A variety of hemp plants have been selectively bred to produce low amounts of THC and high amounts of CBD, a non-intoxicating cannabinoid with medical benefits — but CBD can be easily modified into different isomers of THC, including forms that aren't banned by the federal government. That loophole has led to forms of THC like Delta-8, Delta-9 and Delta-10 THC, which are technically derived from hemp and able to exist without federal enforcement. Since that development, THC gummies and vape cartridges that get people high in a manner similar to recreational pot have boomed in popularity.

Congress legalized industrial hemp in 2018, roughly one year before intoxicating hemp products debuted on a commercial level. Ever since, these modified and synthetic forms of THC have been available for purchase online without proof of age, and at gas stations and other retailers. The federal government hasn't enforced actions against the vast majority of this new industry, with a federal court ruling in favor of the legality of hemp-derived THC

Every AG that signed the letter presides over a state that has legalized recreational cannabis.

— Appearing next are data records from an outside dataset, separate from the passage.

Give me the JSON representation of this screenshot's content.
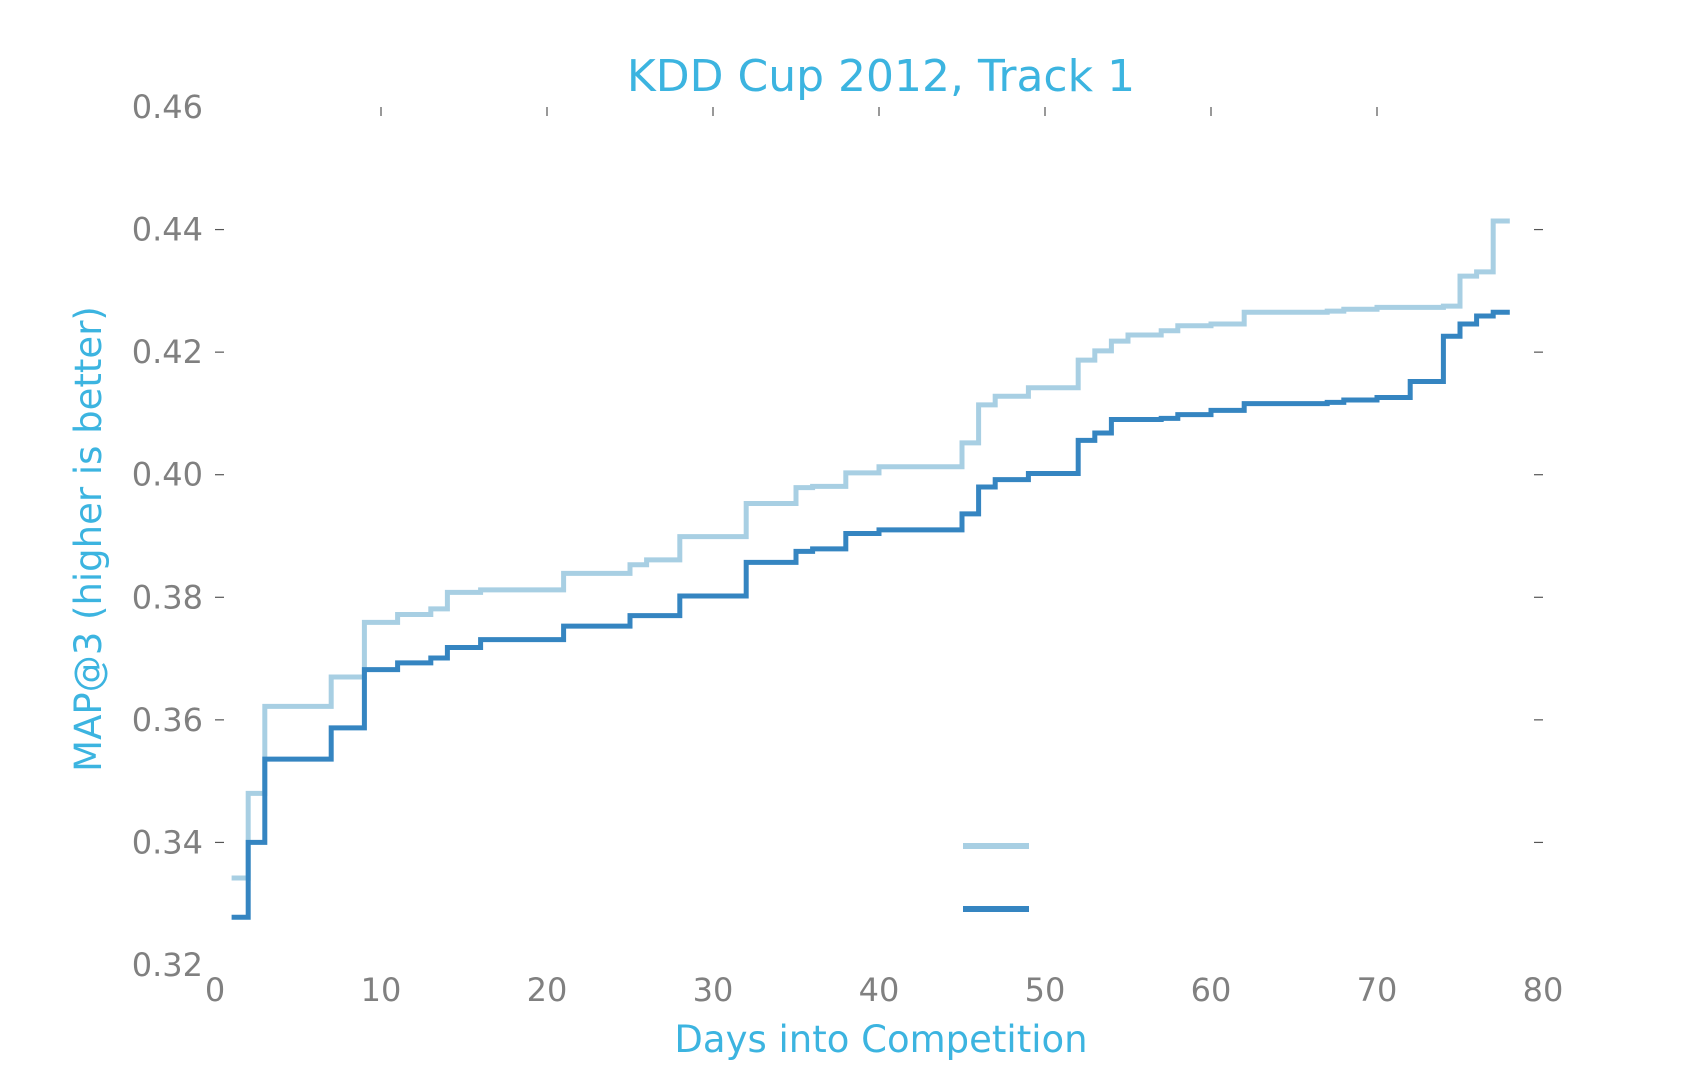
{
  "chart_data": {
    "type": "line",
    "step": true,
    "title": "KDD Cup 2012, Track 1",
    "xlabel": "Days into Competition",
    "ylabel": "MAP@3 (higher is better)",
    "xlim": [
      0,
      80
    ],
    "ylim": [
      0.32,
      0.46
    ],
    "xticks": [
      "0",
      "10",
      "20",
      "30",
      "40",
      "50",
      "60",
      "70",
      "80"
    ],
    "yticks": [
      "0.32",
      "0.34",
      "0.36",
      "0.38",
      "0.40",
      "0.42",
      "0.44",
      "0.46"
    ],
    "grid": false,
    "legend": {
      "placement": "lower-right",
      "entries_text_visible": false
    },
    "colors": {
      "text": "#3cb4e0",
      "tick_text": "#808080",
      "series_light": "#a8cfe3",
      "series_dark": "#3585c1"
    },
    "series": [
      {
        "color": "#a8cfe3",
        "points": [
          [
            1,
            0.3342
          ],
          [
            2,
            0.348
          ],
          [
            3,
            0.3622
          ],
          [
            7,
            0.367
          ],
          [
            9,
            0.3759
          ],
          [
            11,
            0.3772
          ],
          [
            13,
            0.3781
          ],
          [
            14,
            0.3808
          ],
          [
            16,
            0.3812
          ],
          [
            21,
            0.3839
          ],
          [
            25,
            0.3853
          ],
          [
            26,
            0.3861
          ],
          [
            28,
            0.3899
          ],
          [
            32,
            0.3953
          ],
          [
            35,
            0.3979
          ],
          [
            36,
            0.3981
          ],
          [
            38,
            0.4003
          ],
          [
            40,
            0.4013
          ],
          [
            45,
            0.4052
          ],
          [
            46,
            0.4114
          ],
          [
            47,
            0.4128
          ],
          [
            49,
            0.4142
          ],
          [
            52,
            0.4187
          ],
          [
            53,
            0.4202
          ],
          [
            54,
            0.4218
          ],
          [
            55,
            0.4228
          ],
          [
            57,
            0.4235
          ],
          [
            58,
            0.4243
          ],
          [
            60,
            0.4246
          ],
          [
            62,
            0.4265
          ],
          [
            67,
            0.4267
          ],
          [
            68,
            0.427
          ],
          [
            70,
            0.4273
          ],
          [
            74,
            0.4275
          ],
          [
            75,
            0.4324
          ],
          [
            76,
            0.4331
          ],
          [
            77,
            0.4414
          ],
          [
            78,
            0.4414
          ]
        ]
      },
      {
        "color": "#3585c1",
        "points": [
          [
            1,
            0.3278
          ],
          [
            2,
            0.34
          ],
          [
            3,
            0.3536
          ],
          [
            7,
            0.3587
          ],
          [
            9,
            0.3682
          ],
          [
            11,
            0.3693
          ],
          [
            13,
            0.3701
          ],
          [
            14,
            0.3718
          ],
          [
            16,
            0.3731
          ],
          [
            21,
            0.3753
          ],
          [
            25,
            0.377
          ],
          [
            28,
            0.3802
          ],
          [
            32,
            0.3857
          ],
          [
            35,
            0.3875
          ],
          [
            36,
            0.3879
          ],
          [
            38,
            0.3904
          ],
          [
            40,
            0.391
          ],
          [
            45,
            0.3936
          ],
          [
            46,
            0.398
          ],
          [
            47,
            0.3992
          ],
          [
            49,
            0.4002
          ],
          [
            52,
            0.4056
          ],
          [
            53,
            0.4068
          ],
          [
            54,
            0.409
          ],
          [
            57,
            0.4092
          ],
          [
            58,
            0.4098
          ],
          [
            60,
            0.4105
          ],
          [
            62,
            0.4116
          ],
          [
            67,
            0.4118
          ],
          [
            68,
            0.4122
          ],
          [
            70,
            0.4126
          ],
          [
            72,
            0.4152
          ],
          [
            74,
            0.4226
          ],
          [
            75,
            0.4246
          ],
          [
            76,
            0.4259
          ],
          [
            77,
            0.4265
          ],
          [
            78,
            0.4265
          ]
        ]
      }
    ]
  }
}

Following the HHS recommendation to reschedule, cannabis business leaders, activists and government officials reacted to this potential shift in American cannabis policy with everything from cautious optimism to calls for more aggressive actions. If the DEA agrees with the HHS recommendation, cannabis would be recognized by the federal government as having medicinal value and would be on the same legal level as anabolic steroids and ketamine.

Governor Jared Polis
and United States Senator John Hickenlooper have both said they believe the DEA will eventually reschedule. Weiser, who has sent letters to Congress in the past asking for cannabis banking reform, argues that Colorado's ten years of recreational pot sales has proven that a regulated system can work.

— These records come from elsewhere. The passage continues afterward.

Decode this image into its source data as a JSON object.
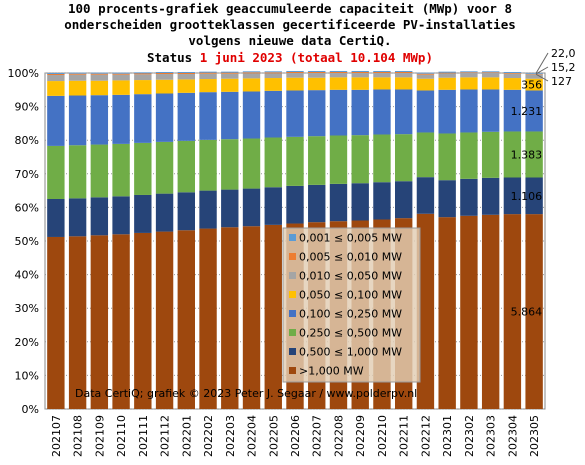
{
  "chart_data": {
    "type": "stacked_bar_percent",
    "title_lines": [
      "100 procents-grafiek geaccumuleerde capaciteit (MWp) voor 8",
      "onderscheiden grootteklassen gecertificeerde PV-installaties",
      "volgens nieuwe data CertiQ."
    ],
    "status": "Status",
    "status_highlight": "1 juni 2023 (totaal 10.104 MWp)",
    "credit": "Data CertiQ; grafiek © 2023 Peter J. Segaar / www.polderpv.nl",
    "categories": [
      "202107",
      "202108",
      "202109",
      "202110",
      "202111",
      "202112",
      "202201",
      "202202",
      "202203",
      "202204",
      "202205",
      "202206",
      "202207",
      "202208",
      "202209",
      "202210",
      "202211",
      "202212",
      "202301",
      "202302",
      "202303",
      "202304",
      "202305"
    ],
    "series": [
      {
        "name": ">1,000 MW",
        "color": "#9E480E",
        "values": [
          51.2,
          51.4,
          51.7,
          52.0,
          52.4,
          52.8,
          53.2,
          53.7,
          54.1,
          54.4,
          54.8,
          55.2,
          55.6,
          55.9,
          56.1,
          56.4,
          56.8,
          58.1,
          57.1,
          57.5,
          57.8,
          58.0,
          58.0
        ]
      },
      {
        "name": "0,500 ≤  1,000 MW",
        "color": "#264478",
        "values": [
          11.3,
          11.3,
          11.3,
          11.3,
          11.3,
          11.3,
          11.3,
          11.3,
          11.2,
          11.2,
          11.2,
          11.2,
          11.1,
          11.1,
          11.1,
          11.1,
          11.0,
          10.9,
          11.0,
          11.0,
          11.0,
          10.9,
          10.9
        ]
      },
      {
        "name": "0,250 ≤  0,500 MW",
        "color": "#70AD47",
        "values": [
          15.8,
          15.8,
          15.7,
          15.6,
          15.5,
          15.4,
          15.3,
          15.1,
          15.0,
          14.9,
          14.8,
          14.6,
          14.5,
          14.4,
          14.3,
          14.2,
          14.0,
          13.3,
          13.9,
          13.8,
          13.7,
          13.7,
          13.7
        ]
      },
      {
        "name": "0,100 ≤  0,250 MW",
        "color": "#4472C4",
        "values": [
          14.9,
          14.8,
          14.7,
          14.6,
          14.5,
          14.4,
          14.3,
          14.2,
          14.1,
          14.0,
          13.9,
          13.8,
          13.7,
          13.6,
          13.5,
          13.4,
          13.3,
          12.5,
          13.0,
          12.8,
          12.6,
          12.4,
          12.2
        ]
      },
      {
        "name": "0,050 ≤  0,100 MW",
        "color": "#FFC000",
        "values": [
          4.4,
          4.4,
          4.3,
          4.3,
          4.2,
          4.1,
          4.0,
          3.9,
          3.9,
          3.9,
          3.8,
          3.8,
          3.7,
          3.7,
          3.7,
          3.6,
          3.6,
          3.5,
          3.6,
          3.6,
          3.6,
          3.5,
          3.5
        ]
      },
      {
        "name": "0,010 ≤  0,050 MW",
        "color": "#A5A5A5",
        "values": [
          1.8,
          1.8,
          1.8,
          1.7,
          1.7,
          1.7,
          1.6,
          1.6,
          1.5,
          1.5,
          1.4,
          1.4,
          1.4,
          1.3,
          1.3,
          1.3,
          1.3,
          1.2,
          1.3,
          1.3,
          1.3,
          1.3,
          1.3
        ]
      },
      {
        "name": "0,005 ≤  0,010 MW",
        "color": "#ED7D31",
        "values": [
          0.3,
          0.3,
          0.3,
          0.3,
          0.3,
          0.3,
          0.3,
          0.3,
          0.3,
          0.3,
          0.3,
          0.3,
          0.3,
          0.3,
          0.3,
          0.3,
          0.3,
          0.3,
          0.2,
          0.2,
          0.2,
          0.2,
          0.15
        ]
      },
      {
        "name": "0,001 ≤  0,005 MW",
        "color": "#5B9BD5",
        "values": [
          0.3,
          0.3,
          0.3,
          0.3,
          0.3,
          0.3,
          0.3,
          0.3,
          0.3,
          0.3,
          0.3,
          0.3,
          0.3,
          0.3,
          0.3,
          0.3,
          0.3,
          0.3,
          0.3,
          0.3,
          0.3,
          0.3,
          0.22
        ]
      }
    ],
    "last_bar_labels": [
      "5.864",
      "1.106",
      "1.383",
      "1.231",
      "356",
      "127",
      "15,2",
      "22,0"
    ],
    "ylim": [
      0,
      100
    ],
    "yticks": [
      {
        "value": 0,
        "label": "0%"
      },
      {
        "value": 10,
        "label": "10%"
      },
      {
        "value": 20,
        "label": "20%"
      },
      {
        "value": 30,
        "label": "30%"
      },
      {
        "value": 40,
        "label": "40%"
      },
      {
        "value": 50,
        "label": "50%"
      },
      {
        "value": 60,
        "label": "60%"
      },
      {
        "value": 70,
        "label": "70%"
      },
      {
        "value": 80,
        "label": "80%"
      },
      {
        "value": 90,
        "label": "90%"
      },
      {
        "value": 100,
        "label": "100%"
      }
    ],
    "grid": true
  }
}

“Colorado is committed to protecting the integrity of its first-in-the-nation regulated cannabis market,” Weiser says in a statement attached to the January 12 letter. “We recognize that there are health and safety risks raised by the use of cannabis and we must continue to take them seriously and address them. We also are confident that a well-regulated market for cannabis products best protects consumers, and this action of rescheduling cannabis will better enable the market to function.”